Revised Reed Stadium renovations approved

It will cost students more to attend Lincoln University.

LU curators, during a 35-minute telephone conference call Thursday, voted to raise tuition, room and board, and several fees, with a total additional cost of about $355 a year for full-time students living on campus.

The increase generally includes some fees that were raised earlier this year.

CFO Sandy Koetting reminded the board, "as a public, four-year institution, we are guided by (state law) that indicates we can only increase tuition for in-state undergraduates by a certain rate."

That rate is 2.1 percent, she said, or $144.64 for the academic year - effective with the fall 2017 semester.

Administrators split that increase between tuition and building-and-maintenance fees, Koetting said - a $4-per-credit-hour tuition increase (to $209 per credit hour) and a $12.32 per semester increase in building and maintenance fees, to $132.16.

Room rates will increase by about 3 percent, with specific costs varying for each residence hall.

And curators approved several increases to board fees, based on different meal plans.

The unlimited meal plan increases from $1,580 per semester to $1,630.

"That still equates to about $14.55 per day for unlimited eating," Koetting said. "(That's) very reasonable. I'm not sure where you can eat at for less than $15 for the entire day."

A five-meal plan, currently $660 a semester, is being reduced to $525 per semester, she said, "to encourage both the faculty and staff, as well as our commuter population, to participate in the meal plans.

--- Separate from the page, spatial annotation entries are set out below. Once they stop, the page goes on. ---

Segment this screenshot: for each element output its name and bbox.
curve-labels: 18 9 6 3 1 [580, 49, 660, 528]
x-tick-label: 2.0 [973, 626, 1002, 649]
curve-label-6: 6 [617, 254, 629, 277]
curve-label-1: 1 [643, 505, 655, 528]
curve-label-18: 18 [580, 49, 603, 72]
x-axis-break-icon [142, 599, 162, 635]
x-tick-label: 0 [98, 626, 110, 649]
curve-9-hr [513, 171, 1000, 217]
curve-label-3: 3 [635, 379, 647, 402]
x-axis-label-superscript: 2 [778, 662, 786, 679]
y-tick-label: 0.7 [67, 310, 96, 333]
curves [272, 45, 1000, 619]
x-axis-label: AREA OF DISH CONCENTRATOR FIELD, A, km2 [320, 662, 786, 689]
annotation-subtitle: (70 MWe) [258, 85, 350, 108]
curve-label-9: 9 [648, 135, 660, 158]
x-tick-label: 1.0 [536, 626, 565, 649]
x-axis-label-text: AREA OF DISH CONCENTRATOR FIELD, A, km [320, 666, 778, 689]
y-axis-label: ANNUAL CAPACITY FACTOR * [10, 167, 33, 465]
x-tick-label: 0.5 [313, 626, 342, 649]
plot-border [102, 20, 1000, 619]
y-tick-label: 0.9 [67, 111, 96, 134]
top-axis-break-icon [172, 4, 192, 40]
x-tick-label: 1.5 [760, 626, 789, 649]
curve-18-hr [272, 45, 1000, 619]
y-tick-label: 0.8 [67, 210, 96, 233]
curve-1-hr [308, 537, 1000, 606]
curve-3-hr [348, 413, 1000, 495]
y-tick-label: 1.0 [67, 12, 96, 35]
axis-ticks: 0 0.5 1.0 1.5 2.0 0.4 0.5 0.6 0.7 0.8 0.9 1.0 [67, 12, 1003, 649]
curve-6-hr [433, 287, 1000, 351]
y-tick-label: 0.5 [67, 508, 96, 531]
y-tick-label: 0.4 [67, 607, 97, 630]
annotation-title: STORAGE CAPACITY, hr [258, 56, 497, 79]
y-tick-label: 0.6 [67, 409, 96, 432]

That averages about $6.56 per meal."

The plan also allows LU employees to deduct the costs from their paychecks and lets students add it to their student aid packages, Koetting said.

Board rates also are going up for this summer's classes, she said.

Effective immediately, transcript fees will climb from $5 to $10.

Koetting said that's the average fee charged by a number of public and private colleges around the state.

Curators also approved a $2.102 million contract with ATG Sports of Andover, Kansas, to renovate LU's Dwight T. Reed Stadium.

The contract is larger than the $1,823,870 contract with Byrne and Jones of St. Louis that was awarded March 29 but rescinded two weeks later because, President Kevin Rome said at the time, "of an irregularity in the bid process" that was discovered after the contract had been approved.

Byrne and Jones also submitted a bid for the revised project but was the highest of the four bids received last week, Sheila Gassner, LU's Facilities and Planning executive director, told the board.

The new project approved Thursday "includes the exterior, which would be the new artificial turf field, the removal and replacement of the scoreboard, the (new) sound system and LED field lights," she said. "On the inside of the work, we're going to have restroom renovations to bring us into compliance with the Americans With Disabilities Act (ADA)."

Other improvements include resurfacing the concourse track area "that is used at times for our track athletes when it's bad weather," Gassner said, as well as cleaning the concrete and adding new concourse lighting that will be good enough to provide safety in the stands when there are night games.

"(We'll be) redoing the asphalt circle drive, because it is in very poor shape, in front of the stadium," Gassner reported.

And, she said, since students already are wearing a path from Chestnut Street, north of the stadium, to the new LINC wellness center on Lafayette Street, the new contract requires paving that path, adding steps on each end and installing an emergency telephone at each end of the path.

Those steps mean the new path won't be ADA-compliant, Gassner acknowledged - but the steep hills on both ends make adding ADA ramps substantially more expensive.

"You could take the sidewalk the long way around and get on the Greenway trail, and that would get you there (but) it would be longer," Gassner said. "There's not a good (ADA) route with all the stairs."

Curator Don Cook, of St. Louis, said administrators "need to be very concerned about the ADA," but ultimately voted to approve the contract.

Construction is to begin immediately, Gassner told curators in a memo, and completed by Sept. 5.

The board also approved changes in the way student activity fees will be used for operations of The LINC wellness center.

Athletic Director John Moseley asked for more flexibility to spend the money than originally had been approved, including paying for taking intramural teams to other schools, and phones and printing costs that had not been included in the original proposal.